Notable from the underground: Gehry to remodel museum hall
The world-famous architect will remodel a great hallway beneath the Philadelphia museum. It will serve as an area to store and prepare art for exhibition.
The Philadelphia Art Museum has broken ground for an expansion plan, and one of the world’s foremost museum architects has designed it. Frank Gehry will put his modern stamp on the historic building.
Gehry roared to international fame in 1998 with the Bilbao museum in Spain, a playful riot of free-form curves that defined contemporary architecture. Philadelphia can now boast it has its own Gehry, but it’s all underground.

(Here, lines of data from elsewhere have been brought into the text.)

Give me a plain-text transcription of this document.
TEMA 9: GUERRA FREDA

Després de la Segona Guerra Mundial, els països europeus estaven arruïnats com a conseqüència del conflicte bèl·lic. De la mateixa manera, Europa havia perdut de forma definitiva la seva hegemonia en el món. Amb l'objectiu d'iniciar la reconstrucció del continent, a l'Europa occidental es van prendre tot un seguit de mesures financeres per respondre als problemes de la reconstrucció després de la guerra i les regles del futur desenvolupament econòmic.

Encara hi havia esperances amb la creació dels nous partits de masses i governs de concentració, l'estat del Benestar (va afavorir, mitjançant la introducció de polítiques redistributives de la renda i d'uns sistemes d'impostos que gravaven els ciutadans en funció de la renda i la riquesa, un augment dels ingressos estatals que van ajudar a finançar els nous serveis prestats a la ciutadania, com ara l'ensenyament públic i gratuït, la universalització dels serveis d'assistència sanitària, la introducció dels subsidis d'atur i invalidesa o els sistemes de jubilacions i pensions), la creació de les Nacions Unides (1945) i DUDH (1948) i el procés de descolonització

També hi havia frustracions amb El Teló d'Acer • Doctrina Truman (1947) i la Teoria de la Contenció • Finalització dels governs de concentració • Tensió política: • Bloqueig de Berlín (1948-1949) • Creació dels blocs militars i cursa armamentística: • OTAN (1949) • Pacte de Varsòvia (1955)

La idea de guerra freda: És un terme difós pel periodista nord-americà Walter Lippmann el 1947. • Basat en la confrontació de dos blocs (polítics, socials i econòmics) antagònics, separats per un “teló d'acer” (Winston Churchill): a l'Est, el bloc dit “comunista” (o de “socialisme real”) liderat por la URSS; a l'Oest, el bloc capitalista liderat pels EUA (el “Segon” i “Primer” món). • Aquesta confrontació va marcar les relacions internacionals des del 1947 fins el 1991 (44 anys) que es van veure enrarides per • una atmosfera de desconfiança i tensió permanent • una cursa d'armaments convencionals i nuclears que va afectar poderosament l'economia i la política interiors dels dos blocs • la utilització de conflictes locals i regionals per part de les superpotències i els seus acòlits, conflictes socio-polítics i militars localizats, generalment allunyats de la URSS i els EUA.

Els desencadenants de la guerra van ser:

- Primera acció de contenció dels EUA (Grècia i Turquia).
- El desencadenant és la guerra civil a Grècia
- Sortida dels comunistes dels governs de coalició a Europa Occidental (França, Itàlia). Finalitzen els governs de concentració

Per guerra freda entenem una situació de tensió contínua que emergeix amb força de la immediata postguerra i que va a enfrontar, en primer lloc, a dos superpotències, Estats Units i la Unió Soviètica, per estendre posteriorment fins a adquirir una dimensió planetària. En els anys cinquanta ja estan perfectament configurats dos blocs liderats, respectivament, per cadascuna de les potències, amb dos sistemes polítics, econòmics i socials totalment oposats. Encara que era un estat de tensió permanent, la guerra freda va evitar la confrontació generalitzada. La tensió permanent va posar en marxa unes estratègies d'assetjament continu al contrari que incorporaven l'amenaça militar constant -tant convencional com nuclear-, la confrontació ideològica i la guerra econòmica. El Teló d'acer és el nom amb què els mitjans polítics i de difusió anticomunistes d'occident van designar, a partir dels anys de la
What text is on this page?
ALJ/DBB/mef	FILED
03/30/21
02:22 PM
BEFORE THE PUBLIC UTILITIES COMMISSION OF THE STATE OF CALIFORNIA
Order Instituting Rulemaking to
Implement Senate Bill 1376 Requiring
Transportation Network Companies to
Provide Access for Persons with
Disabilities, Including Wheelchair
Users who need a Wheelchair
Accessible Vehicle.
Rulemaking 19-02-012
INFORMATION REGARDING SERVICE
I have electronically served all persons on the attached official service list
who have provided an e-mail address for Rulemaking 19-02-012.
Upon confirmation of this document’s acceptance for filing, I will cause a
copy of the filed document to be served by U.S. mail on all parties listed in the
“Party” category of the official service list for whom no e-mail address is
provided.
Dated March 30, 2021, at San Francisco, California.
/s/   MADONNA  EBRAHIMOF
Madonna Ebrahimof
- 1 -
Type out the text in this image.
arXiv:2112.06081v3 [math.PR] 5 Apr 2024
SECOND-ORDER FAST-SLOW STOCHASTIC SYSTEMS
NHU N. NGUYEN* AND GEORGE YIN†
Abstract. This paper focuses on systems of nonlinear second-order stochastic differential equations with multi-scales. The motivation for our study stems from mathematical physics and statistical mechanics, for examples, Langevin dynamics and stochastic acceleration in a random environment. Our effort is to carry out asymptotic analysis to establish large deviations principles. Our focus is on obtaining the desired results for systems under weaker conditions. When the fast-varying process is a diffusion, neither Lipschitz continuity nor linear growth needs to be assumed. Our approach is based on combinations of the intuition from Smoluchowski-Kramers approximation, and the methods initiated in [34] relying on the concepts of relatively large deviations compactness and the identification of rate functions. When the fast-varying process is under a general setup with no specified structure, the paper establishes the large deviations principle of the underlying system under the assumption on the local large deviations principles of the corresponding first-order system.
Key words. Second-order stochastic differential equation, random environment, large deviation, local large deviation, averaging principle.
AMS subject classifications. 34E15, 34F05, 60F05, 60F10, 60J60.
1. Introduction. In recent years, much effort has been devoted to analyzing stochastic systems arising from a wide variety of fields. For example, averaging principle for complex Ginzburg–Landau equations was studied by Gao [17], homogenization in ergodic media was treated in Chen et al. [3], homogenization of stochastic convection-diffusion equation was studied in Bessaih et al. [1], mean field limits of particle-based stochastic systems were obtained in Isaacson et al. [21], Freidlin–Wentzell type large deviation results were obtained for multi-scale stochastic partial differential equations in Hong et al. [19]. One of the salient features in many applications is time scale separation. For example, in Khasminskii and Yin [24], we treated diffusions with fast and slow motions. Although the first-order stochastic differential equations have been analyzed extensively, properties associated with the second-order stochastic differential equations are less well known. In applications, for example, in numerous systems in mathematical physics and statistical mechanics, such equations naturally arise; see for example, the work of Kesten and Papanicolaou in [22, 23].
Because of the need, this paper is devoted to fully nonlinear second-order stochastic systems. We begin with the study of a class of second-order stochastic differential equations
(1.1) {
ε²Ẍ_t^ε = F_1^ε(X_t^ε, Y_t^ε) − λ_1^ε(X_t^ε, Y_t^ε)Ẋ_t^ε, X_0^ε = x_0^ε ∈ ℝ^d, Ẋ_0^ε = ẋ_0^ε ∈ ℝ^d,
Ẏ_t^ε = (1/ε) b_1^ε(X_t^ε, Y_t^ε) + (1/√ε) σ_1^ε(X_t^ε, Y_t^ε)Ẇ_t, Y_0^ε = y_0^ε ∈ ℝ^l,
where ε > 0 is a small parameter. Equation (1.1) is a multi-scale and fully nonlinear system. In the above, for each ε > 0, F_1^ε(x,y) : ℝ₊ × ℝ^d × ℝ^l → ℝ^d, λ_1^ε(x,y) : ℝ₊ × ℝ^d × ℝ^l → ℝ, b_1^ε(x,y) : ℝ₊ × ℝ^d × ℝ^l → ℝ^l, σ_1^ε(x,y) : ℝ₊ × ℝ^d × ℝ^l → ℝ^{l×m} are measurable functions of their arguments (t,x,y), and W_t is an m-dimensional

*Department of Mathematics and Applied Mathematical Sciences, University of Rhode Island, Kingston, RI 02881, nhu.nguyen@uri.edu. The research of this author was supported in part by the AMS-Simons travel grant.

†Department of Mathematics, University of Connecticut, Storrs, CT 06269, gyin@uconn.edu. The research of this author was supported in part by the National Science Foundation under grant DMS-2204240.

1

The architect was treated as royalty Tuesday as he entered a grand vaulted hallway that has been shut off and unused since 1975. Running underneath the terrace atop the museum steps, the hall will be remodeled by Gehry into an area to store and prepare art for exhibition. He said the “ferocity” of the original architectural designs allows the building to be changed without compromise.
“A community seems to need art museums,” said Gehry. “When they are built people come. There’s a basic human need. I’ve been talking to neuroscientists about that recently, trying to figure out how basic is the need. It’s pretty powerful.”
The Museum’s long-term goal is to dramatically expand its gallery space. But because the building cannot be built upward or sideways, it will go downward. After the new art-handling facility is finished in 2012, work on new underground galleries will begin.